Thursday, October 4, 2012

Avoiding Misnomers

 
  The driftlike objects that I have named "zastrugi" illustrate the problem that we can have in naming something new to our experience. They may look like something we have seen before but occur elsewhere. The problem is one of identity. Are the objects the same? For biologists the problem is quite complicated and their nomenclature system is the solution that they have come up with. The objects most closely related are included in the same species. They are the same kind of objects. Other objects with roughly similar properties are grouped together as a genus. More distantly related objects form families and orders. To properly name something we need a classification system and a set of rules for making the identifications. Sometimes a genus takes the name of one of its members as in the case of vulpes vulpes, the red fox or lynx lynx, the European lynx. I use the name "zastruga" for the objects found on Mars in this broader sense since the Russians say it can refer to sand and gravel spurs in addition to shaped snow drifts. So if we wish we can use the name for a group of objects that is zastruga-like. Often we use the indefinite article to indicate membership is a class.
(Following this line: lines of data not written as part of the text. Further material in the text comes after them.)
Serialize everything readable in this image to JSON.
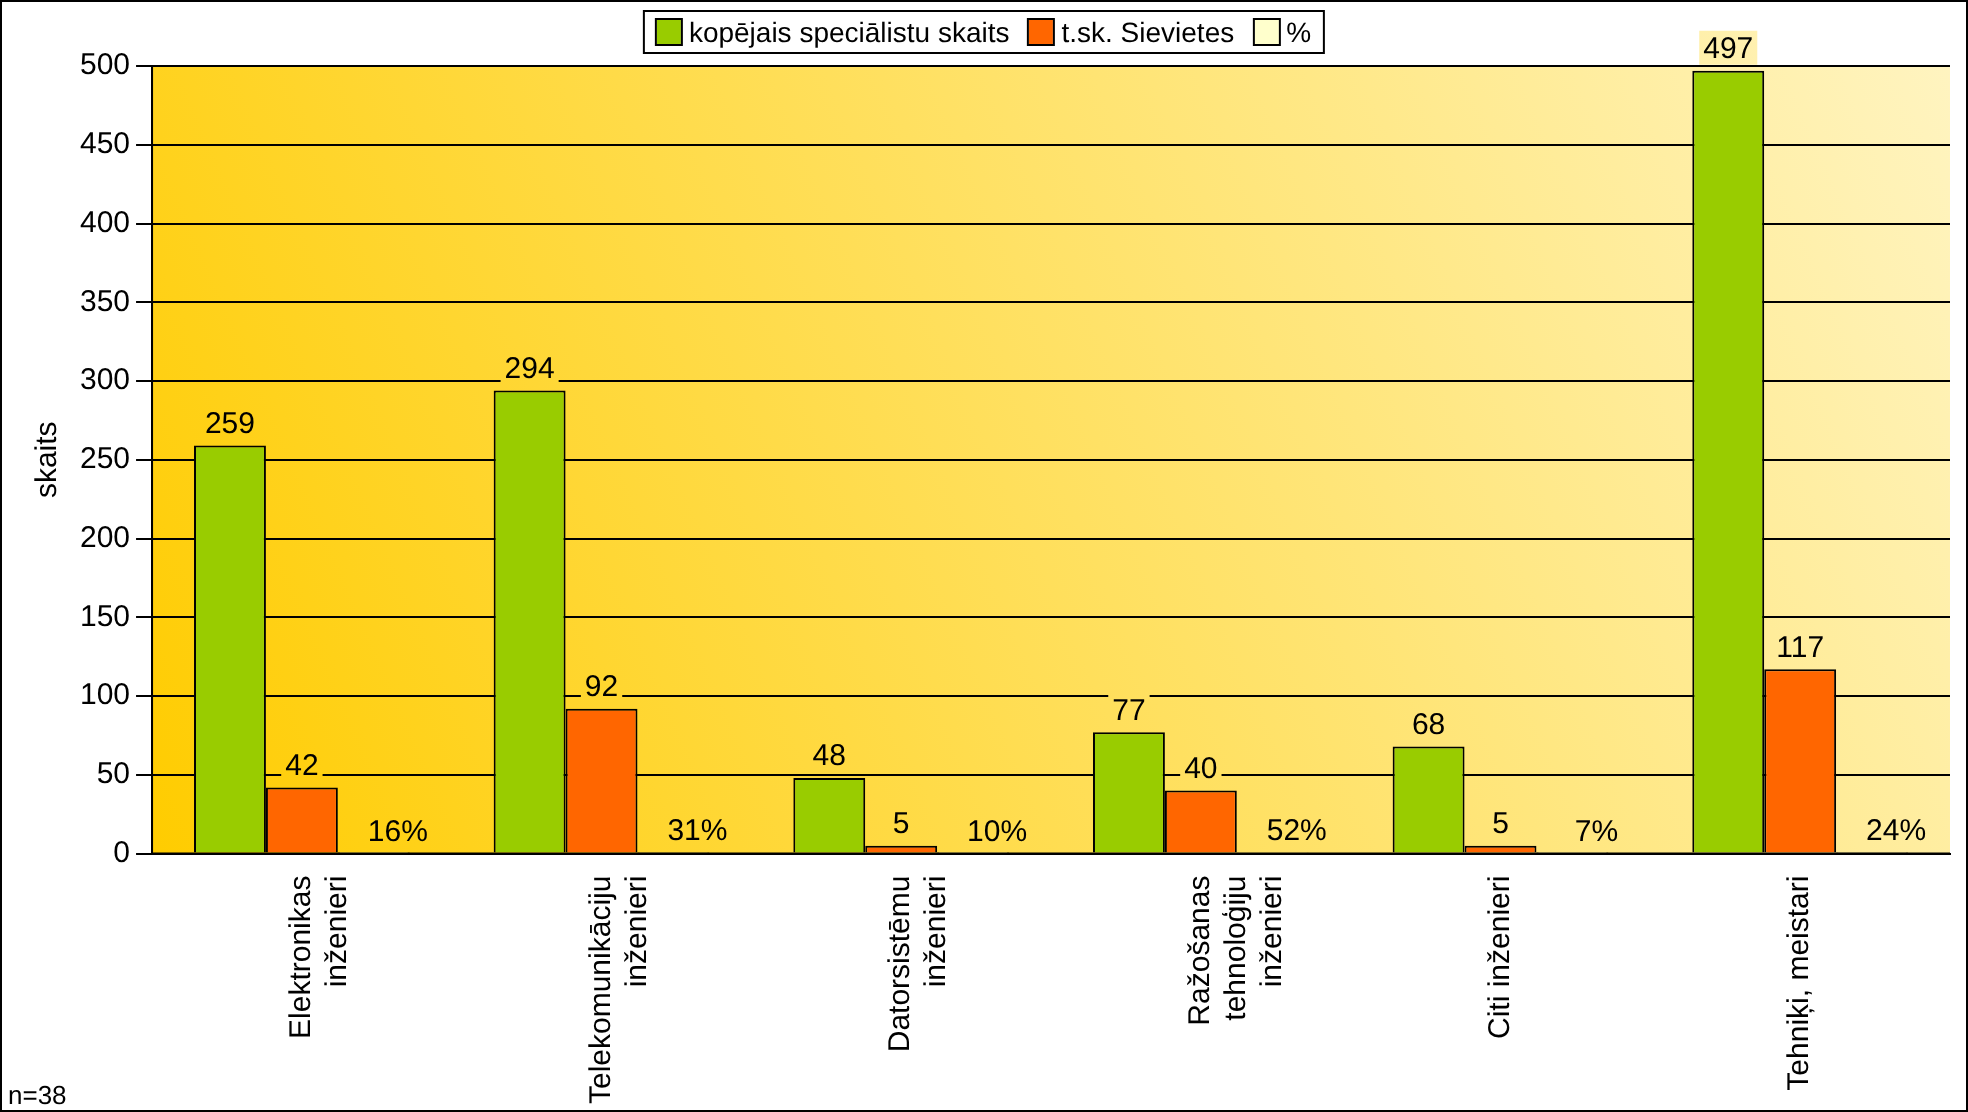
{
  "chart_data": {
    "type": "bar",
    "ylabel": "skaits",
    "categories": [
      "Elektronikas\ninženieri",
      "Telekomunikāciju\ninženieri",
      "Datorsistēmu\ninženieri",
      "Ražošanas\ntehnoloģiju\ninženieri",
      "Citi inženieri",
      "Tehniķi, meistari"
    ],
    "series": [
      {
        "name": "kopējais speciālistu skaits",
        "color": "#99cc00",
        "values": [
          259,
          294,
          48,
          77,
          68,
          497
        ],
        "value_labels": [
          "259",
          "294",
          "48",
          "77",
          "68",
          "497"
        ]
      },
      {
        "name": "t.sk. Sievietes",
        "color": "#ff6600",
        "values": [
          42,
          92,
          5,
          40,
          5,
          117
        ],
        "value_labels": [
          "42",
          "92",
          "5",
          "40",
          "5",
          "117"
        ]
      },
      {
        "name": "%",
        "color": "#ffffcc",
        "values": [
          0.16,
          0.31,
          0.1,
          0.52,
          0.07,
          0.24
        ],
        "value_labels": [
          "16%",
          "31%",
          "10%",
          "52%",
          "7%",
          "24%"
        ]
      }
    ],
    "ylim": [
      0,
      500
    ],
    "yticks": [
      0,
      50,
      100,
      150,
      200,
      250,
      300,
      350,
      400,
      450,
      500
    ],
    "grid": "y",
    "legend": "top",
    "annotations": [
      "n=38"
    ]
  }
}
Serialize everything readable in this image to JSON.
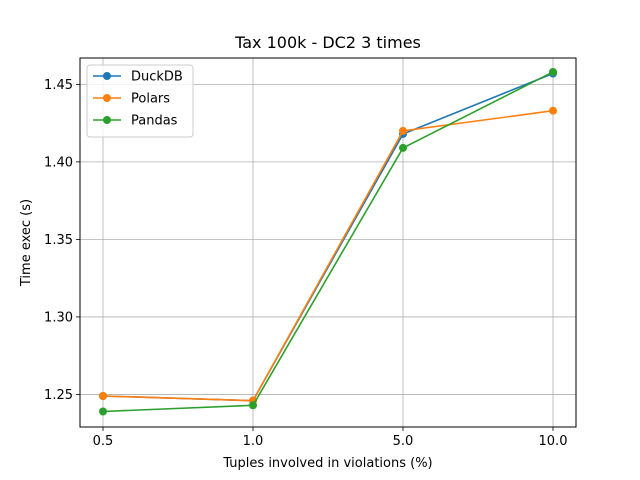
{
  "chart_data": {
    "type": "line",
    "title": "Tax 100k - DC2 3 times",
    "xlabel": "Tuples involved in violations (%)",
    "ylabel": "Time exec (s)",
    "categories": [
      "0.5",
      "1.0",
      "5.0",
      "10.0"
    ],
    "ylim": [
      1.229,
      1.467
    ],
    "yticks": [
      "1.25",
      "1.30",
      "1.35",
      "1.40",
      "1.45"
    ],
    "grid": true,
    "legend_position": "top-left",
    "series": [
      {
        "name": "DuckDB",
        "color": "#1f77b4",
        "values": [
          1.249,
          1.246,
          1.418,
          1.457
        ]
      },
      {
        "name": "Polars",
        "color": "#ff7f0e",
        "values": [
          1.249,
          1.246,
          1.42,
          1.433
        ]
      },
      {
        "name": "Pandas",
        "color": "#2ca02c",
        "values": [
          1.239,
          1.243,
          1.409,
          1.458
        ]
      }
    ]
  }
}
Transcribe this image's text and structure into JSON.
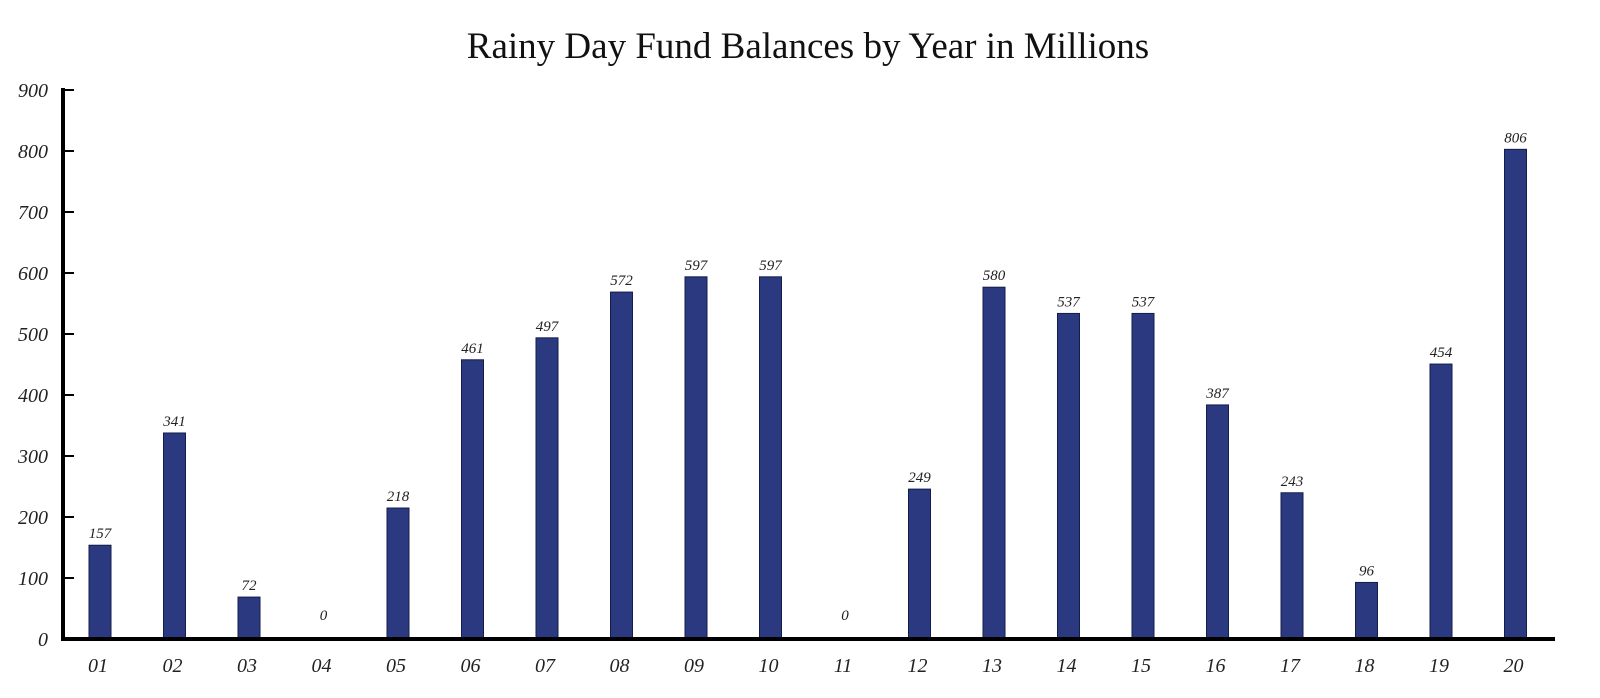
{
  "chart_data": {
    "type": "bar",
    "title": "Rainy Day Fund Balances by Year in Millions",
    "xlabel": "",
    "ylabel": "",
    "ylim": [
      0,
      900
    ],
    "yticks": [
      "0",
      "100",
      "200",
      "300",
      "400",
      "500",
      "600",
      "700",
      "800",
      "900"
    ],
    "grid": false,
    "legend": "none",
    "categories": [
      "01",
      "02",
      "03",
      "04",
      "05",
      "06",
      "07",
      "08",
      "09",
      "10",
      "11",
      "12",
      "13",
      "14",
      "15",
      "16",
      "17",
      "18",
      "19",
      "20"
    ],
    "values": [
      157,
      341,
      72,
      0,
      218,
      461,
      497,
      572,
      597,
      597,
      0,
      249,
      580,
      537,
      537,
      387,
      243,
      96,
      454,
      806
    ],
    "bar_color": "#2b3a80",
    "bar_edge_color": "#141c4a"
  }
}
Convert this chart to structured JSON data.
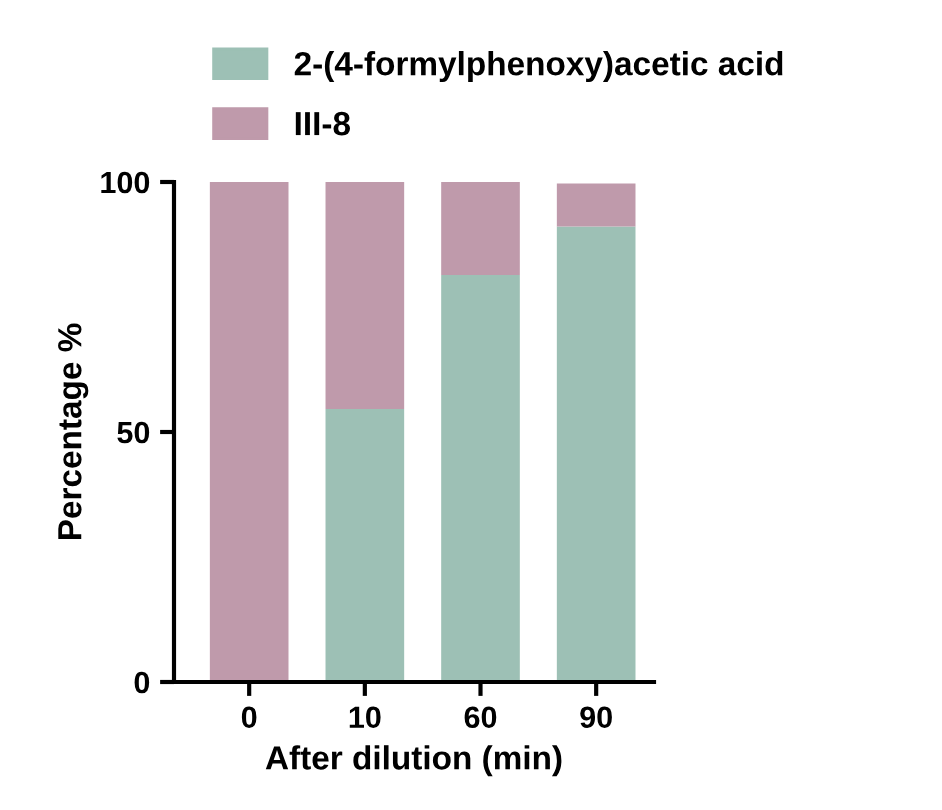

For example we could say, "Felix is a cat," and, "Wolf is a dog."
 
  In this context what can be said about the "alluvial fan"? The word "fan" indicates a diverging deposit of some sort. The adjective "alluvial" indicates the active agent was water. If wind was the active agent we might say that it is an "aeolian fan". In the case of "talus cone" there is no active agent except gravity. In each case there is a slope that the particles of the deposit distribute themselves over in a manner similar to the way balls move down Galton's board. I used "cascade" as the general term for the field that particles travel over.
 
  As we explore Mars and the other planets it is likely we will encounter things outside our normal experience the scientists need to come up with a general procedure or set of guidelines or precedents to follow in coming up with new names and in identifying what is what. A classification system may prove to be the best approach to the problem.